Massachusetts Institute of Technology
Department of Urban Studies and Planning


   11.188: Urban Planning and Social Science Lab
11.205: Introduction to Spatial Analysis Laboratory

Lab Exercise 5: Vector Spatial Analysis

Out: March 9, 2020; Due: Friday, March 13, 2020, via Stellar


Overview

In this exercise you will use a few of the spatial analysis capabilities of ArcGIS to:

Preliminaries

Launch ArcCatalog and copy the following shapefiles from the class data locker in the directory Q:\data to C:\TEMP\lab5 on a local drive:

Q:\data\camb_area_lu_1999.shp

Cambridge land use in 1999 per MassGIS (use the avl files, lu_21_1999.avl or lu37_199.avl to symbolize the layer)

Q:\data\census10\cambbgrp2010.shp

U.S. Census 2010 block groups for Cambridge. Make sure NOT to use the older 1990 cambbgrp shapefile from earlier exercises

Q:\data\census10\2010_cambtigr.shp

U.S. Census 2010 TIGER file for Cambridge from MassGIS

Q:\data\cambridge_convenience.shp

Convenience stores in Cambridge

Q:\data\cambridge_coffee.shp

Coffee shops in Cambridge

Q:\data\cambridge_pet.shp

Pet stores in Cambridge

We obtained the addresses for the features in the cambridge_convenience.shp, cambridge_coffee.shp, and cambridge_pet.shp layers from the ReferenceUSA web site on January 27, 2015. We geocoded these addresses using the free TAMU GeoServices platform. We also geocoded 4 retail locations 'manually' using GoogleMaps to obtain a higher match rate. What is geocoding and how does it work? Well, we'll be exploring address geocoding later in the semester.

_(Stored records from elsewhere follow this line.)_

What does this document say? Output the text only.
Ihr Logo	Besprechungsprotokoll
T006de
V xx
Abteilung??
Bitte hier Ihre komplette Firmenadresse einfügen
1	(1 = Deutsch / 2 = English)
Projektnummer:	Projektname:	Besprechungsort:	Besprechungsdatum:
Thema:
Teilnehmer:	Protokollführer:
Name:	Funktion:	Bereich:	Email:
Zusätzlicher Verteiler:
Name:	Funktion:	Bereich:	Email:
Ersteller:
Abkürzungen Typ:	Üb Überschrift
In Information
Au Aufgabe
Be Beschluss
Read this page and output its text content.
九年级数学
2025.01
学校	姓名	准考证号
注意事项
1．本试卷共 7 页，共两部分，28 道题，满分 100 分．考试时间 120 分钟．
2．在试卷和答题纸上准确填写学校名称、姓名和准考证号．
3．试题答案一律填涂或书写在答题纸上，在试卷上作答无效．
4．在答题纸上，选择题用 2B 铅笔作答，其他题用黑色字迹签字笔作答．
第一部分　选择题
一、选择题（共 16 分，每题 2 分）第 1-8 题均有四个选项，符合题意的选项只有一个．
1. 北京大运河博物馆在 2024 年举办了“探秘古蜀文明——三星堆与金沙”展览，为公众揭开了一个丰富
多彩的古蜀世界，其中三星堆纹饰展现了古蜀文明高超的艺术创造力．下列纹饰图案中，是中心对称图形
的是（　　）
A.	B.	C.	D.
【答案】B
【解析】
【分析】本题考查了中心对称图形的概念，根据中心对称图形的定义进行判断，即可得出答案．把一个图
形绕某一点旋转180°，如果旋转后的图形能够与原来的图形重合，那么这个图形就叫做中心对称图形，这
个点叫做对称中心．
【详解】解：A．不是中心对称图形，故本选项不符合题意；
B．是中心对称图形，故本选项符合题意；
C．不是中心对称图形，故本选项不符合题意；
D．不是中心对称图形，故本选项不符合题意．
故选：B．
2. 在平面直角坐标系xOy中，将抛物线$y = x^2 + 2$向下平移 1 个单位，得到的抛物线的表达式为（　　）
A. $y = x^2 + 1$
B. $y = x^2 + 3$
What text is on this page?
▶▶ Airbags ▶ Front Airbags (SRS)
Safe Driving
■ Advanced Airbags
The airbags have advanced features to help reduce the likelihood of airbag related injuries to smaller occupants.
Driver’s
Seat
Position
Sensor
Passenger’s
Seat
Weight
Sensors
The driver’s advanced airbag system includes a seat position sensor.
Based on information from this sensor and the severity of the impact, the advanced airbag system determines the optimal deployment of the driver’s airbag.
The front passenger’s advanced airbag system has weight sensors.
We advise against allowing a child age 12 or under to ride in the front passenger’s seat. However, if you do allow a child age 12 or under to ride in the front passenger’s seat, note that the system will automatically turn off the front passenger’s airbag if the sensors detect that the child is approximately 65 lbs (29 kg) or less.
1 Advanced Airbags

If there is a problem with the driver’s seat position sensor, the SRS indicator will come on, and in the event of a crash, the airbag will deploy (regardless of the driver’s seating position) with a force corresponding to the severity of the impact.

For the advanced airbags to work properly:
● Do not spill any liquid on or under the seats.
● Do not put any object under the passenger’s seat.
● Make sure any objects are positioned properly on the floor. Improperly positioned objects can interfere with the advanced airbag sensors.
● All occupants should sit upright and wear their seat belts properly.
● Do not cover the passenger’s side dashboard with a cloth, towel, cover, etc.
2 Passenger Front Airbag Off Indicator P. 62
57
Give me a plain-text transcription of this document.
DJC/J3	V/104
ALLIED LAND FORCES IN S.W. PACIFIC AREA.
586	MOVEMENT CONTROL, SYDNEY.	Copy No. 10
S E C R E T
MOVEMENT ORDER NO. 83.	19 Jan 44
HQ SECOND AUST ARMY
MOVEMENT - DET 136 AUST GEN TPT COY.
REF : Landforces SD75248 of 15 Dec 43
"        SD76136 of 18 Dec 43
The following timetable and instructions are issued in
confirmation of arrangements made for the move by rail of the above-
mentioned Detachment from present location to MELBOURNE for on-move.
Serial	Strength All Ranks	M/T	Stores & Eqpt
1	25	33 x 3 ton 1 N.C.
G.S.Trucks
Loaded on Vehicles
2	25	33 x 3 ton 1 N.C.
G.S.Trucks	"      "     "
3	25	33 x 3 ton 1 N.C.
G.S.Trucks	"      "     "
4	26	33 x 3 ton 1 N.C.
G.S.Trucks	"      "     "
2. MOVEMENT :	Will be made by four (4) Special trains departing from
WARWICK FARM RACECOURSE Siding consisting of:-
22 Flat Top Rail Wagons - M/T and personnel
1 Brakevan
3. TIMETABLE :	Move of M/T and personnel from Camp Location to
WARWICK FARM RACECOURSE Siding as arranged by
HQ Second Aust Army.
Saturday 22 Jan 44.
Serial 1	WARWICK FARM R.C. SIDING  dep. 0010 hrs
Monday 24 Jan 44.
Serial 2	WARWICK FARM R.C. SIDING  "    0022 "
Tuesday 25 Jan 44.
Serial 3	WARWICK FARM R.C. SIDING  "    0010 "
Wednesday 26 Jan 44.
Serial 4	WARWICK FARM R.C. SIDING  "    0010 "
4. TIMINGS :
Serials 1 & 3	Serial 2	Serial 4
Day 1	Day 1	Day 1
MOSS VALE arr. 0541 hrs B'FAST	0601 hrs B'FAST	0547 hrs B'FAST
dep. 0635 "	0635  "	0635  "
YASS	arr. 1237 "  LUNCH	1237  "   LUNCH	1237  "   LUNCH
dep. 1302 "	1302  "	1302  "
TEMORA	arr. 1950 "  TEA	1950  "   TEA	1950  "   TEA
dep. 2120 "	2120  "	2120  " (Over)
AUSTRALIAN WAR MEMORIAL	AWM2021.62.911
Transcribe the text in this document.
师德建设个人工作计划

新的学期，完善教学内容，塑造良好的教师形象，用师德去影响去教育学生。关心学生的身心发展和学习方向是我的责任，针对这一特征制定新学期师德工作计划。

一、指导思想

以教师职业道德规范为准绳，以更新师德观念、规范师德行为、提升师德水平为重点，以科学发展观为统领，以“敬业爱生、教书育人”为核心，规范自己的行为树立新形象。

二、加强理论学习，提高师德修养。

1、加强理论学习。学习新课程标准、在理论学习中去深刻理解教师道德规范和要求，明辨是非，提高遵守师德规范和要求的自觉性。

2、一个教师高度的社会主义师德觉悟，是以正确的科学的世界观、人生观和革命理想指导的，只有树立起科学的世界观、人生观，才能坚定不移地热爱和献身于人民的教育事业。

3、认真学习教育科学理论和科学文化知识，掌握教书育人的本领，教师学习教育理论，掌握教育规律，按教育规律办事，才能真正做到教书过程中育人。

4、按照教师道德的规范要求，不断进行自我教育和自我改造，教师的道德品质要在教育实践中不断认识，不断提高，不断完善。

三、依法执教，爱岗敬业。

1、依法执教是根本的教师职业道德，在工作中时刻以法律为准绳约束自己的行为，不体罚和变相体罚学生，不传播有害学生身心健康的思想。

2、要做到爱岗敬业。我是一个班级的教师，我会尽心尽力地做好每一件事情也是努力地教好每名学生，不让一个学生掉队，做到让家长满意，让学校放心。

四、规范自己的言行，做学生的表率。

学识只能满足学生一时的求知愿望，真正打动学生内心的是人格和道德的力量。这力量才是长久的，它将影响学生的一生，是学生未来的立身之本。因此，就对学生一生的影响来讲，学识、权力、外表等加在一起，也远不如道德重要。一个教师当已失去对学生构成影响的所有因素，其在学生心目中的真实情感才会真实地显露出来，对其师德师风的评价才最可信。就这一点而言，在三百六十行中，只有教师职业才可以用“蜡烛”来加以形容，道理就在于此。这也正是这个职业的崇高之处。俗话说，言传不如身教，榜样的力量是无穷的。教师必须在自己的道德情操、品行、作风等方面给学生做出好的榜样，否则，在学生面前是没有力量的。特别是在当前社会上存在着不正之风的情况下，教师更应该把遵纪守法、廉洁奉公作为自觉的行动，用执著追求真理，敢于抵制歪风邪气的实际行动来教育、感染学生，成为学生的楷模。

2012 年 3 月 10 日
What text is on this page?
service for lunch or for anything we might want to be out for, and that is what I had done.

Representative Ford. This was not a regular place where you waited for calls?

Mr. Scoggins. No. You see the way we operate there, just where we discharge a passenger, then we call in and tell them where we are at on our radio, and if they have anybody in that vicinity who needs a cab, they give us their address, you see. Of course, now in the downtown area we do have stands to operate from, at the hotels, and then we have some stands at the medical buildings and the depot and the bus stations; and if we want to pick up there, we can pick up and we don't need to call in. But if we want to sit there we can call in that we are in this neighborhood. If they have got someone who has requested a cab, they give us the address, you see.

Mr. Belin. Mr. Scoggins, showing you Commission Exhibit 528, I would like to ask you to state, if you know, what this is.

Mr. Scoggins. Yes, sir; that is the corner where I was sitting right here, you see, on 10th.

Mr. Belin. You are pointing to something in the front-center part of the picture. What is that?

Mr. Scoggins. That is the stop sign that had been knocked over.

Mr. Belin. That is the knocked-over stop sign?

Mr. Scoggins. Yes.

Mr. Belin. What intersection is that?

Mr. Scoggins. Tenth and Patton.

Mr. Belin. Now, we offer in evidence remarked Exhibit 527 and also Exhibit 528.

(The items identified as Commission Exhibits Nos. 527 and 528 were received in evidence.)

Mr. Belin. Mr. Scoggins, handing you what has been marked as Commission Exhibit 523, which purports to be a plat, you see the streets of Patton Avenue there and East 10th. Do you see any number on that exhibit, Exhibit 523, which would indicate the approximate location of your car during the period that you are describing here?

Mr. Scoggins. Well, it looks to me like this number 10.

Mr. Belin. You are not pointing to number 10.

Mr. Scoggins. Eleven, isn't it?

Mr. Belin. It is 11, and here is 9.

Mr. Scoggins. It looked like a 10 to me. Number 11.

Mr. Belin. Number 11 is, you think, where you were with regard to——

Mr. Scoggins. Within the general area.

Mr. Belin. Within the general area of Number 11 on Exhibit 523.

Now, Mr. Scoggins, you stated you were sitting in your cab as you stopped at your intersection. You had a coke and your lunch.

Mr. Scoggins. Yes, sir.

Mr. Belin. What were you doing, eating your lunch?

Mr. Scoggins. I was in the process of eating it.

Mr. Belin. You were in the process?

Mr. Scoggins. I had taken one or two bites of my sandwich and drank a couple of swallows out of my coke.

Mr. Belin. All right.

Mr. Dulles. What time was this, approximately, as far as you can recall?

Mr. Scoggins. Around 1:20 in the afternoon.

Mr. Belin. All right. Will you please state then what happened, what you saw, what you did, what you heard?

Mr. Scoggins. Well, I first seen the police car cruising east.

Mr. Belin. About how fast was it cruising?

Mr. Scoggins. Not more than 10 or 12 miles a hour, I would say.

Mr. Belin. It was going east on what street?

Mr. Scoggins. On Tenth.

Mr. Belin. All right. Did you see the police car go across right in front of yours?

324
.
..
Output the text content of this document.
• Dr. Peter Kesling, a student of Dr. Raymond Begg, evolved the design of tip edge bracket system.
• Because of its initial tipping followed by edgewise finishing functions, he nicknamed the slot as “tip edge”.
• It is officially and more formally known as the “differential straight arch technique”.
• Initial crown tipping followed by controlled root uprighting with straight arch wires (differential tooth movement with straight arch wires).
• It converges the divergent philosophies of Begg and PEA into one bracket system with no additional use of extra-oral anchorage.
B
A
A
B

Open these shapefiles in ArcMap.  In order to have the ESRI and MassGIS web services available in your ArcMap session, you may wish to start by unzipping Q:\data\cambridge_shapefiles.zip into C:\temp\lab5 and then open 11.188_lab2_web.mxd.  Add the new shapefiles and be sure to set the map units and display units appropriately: Since the datasets we'll be using are in Mass State Plane coordinates, select View > Data Frame Properties and in the 'General' menu bar set the map units to meters and the display units to miles. If you want, you might also change the name to something more informative than "Layers".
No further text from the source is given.